11th Circuit to hear Florida transgender bathroom case

We’ve had a number of lawsuits related to transgender issues percolating through the courts for the past ten years without any sort of final resolution being reached. That may change with the arrival of a Florida bathroom policy case at the 11th Circuit. This one comes out of Nease High School in Ponte Vedra and is about as stripped down and basic as you could imagine. The school’s policy isn’t tied to any sort of federal guidance or saddled with conditions. It simply states that students will use the bathroom that aligns with their physical anatomy regardless of how they “identify” in terms of gender. The one twist here is that the suit was originally brought by a female-to-male transgender student. (The Hill)

A federal appeals court will reportedly decide whether a Florida school district must allow students to use the bathroom assigned to the gender with which they identify rather than the gender they were born.

The case before the 11th U.S. Circuit Court of Appeals began Thursday after district officials from the St. Johns County school district appealed the lower court victory won by Drew Adams, a transgender former student of Nease High School in Ponte Vedra, Fla., NBC News reported.

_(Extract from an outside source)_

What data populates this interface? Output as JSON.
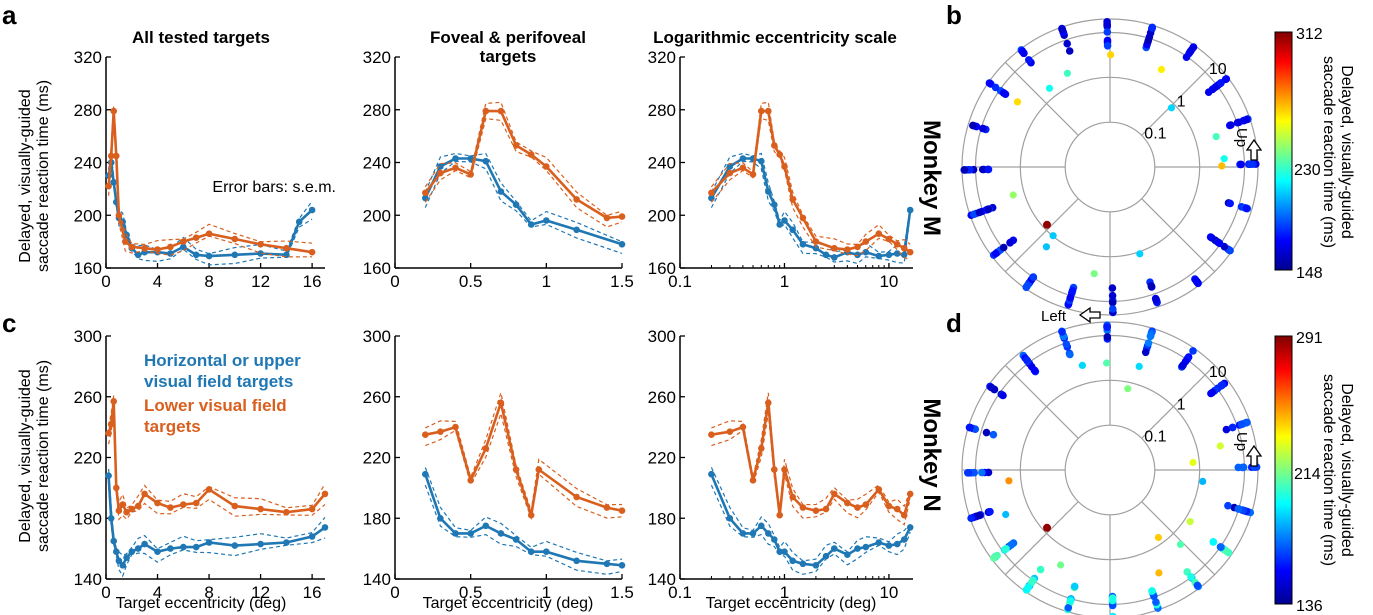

The 11th circuit court would be the highest court to issue a ruling on the matter of transgender students’ bathroom preferences since the Supreme Court sent a previous case in Virginia back to the lower courts following the Trump administration’s withdrawal of federal guidance on bathroom use in schools.

This case is notable for a couple of reasons, mostly to do with the Supreme Court’s reluctance to tackle divisive “social justice” issues. The top court recently heard arguments in R.G. & G.R. Harris Funeral Homes Inc. v. EEOC, but that seems unlikely to provide much clarity. As I’ve written here before, that case offers the court an opportunity to rule very narrowly on issues of employment discrimination and dress codes, both of which already have plenty of precedents, without having to deal with the underlying issue of the definitions of gender and sex.

As I mentioned above, the court has managed to duck this question every time it’s come up in the past. In one case, a long-standing legal battle wound up being declared moot after the Trump administration withdrew Title IX guidelines regarding transgender students. Others were simply refused, with lower court rulings allowed to stand.

But Adams v. School Board of St. Johns County, Florida appears to be different. It’s not really resting on federal Title IX guidance, nor does it revolve around compromises such as offering single-user facilities for non-conforming students. It boils the question down to basic anatomy.

One possible twist complicating this case, as I mentioned at the top, is the fact that the student in question had “transitioned” from female to male, rather than the opposite. There are no indications that the boys in the school were complaining about her using the male bathrooms, as you might expect. It was actually some of the girls who complained. Boys are probably less likely to be upset about a girl walking into the bathroom than in the reverse situation. But that really shouldn’t give the Supreme Court an excuse to duck out of the controversy.

No matter which way the 11th Circuit rules, the case will almost certainly be appealed to the Supreme Court. And with at least two lower courts giving conflicting rulings, the justices may finally feel compelled to weigh in. Because this question touches on so many social issues and affects everything from privacy rights to the future viability of competitive women’s sports, a definitive answer from the Supremes would have wide-ranging consequences. What does it mean to be male or female? Can schools, governments or any other institutions simply toss out centuries of accepted medical science and fundamental privacy rights by redefining the word “gender?” Is gender dysphoria still a mental illness or are we going to be ordered to accept this madness as “our new reality?” We may finally get an answer to these questions when the dust settles on this case.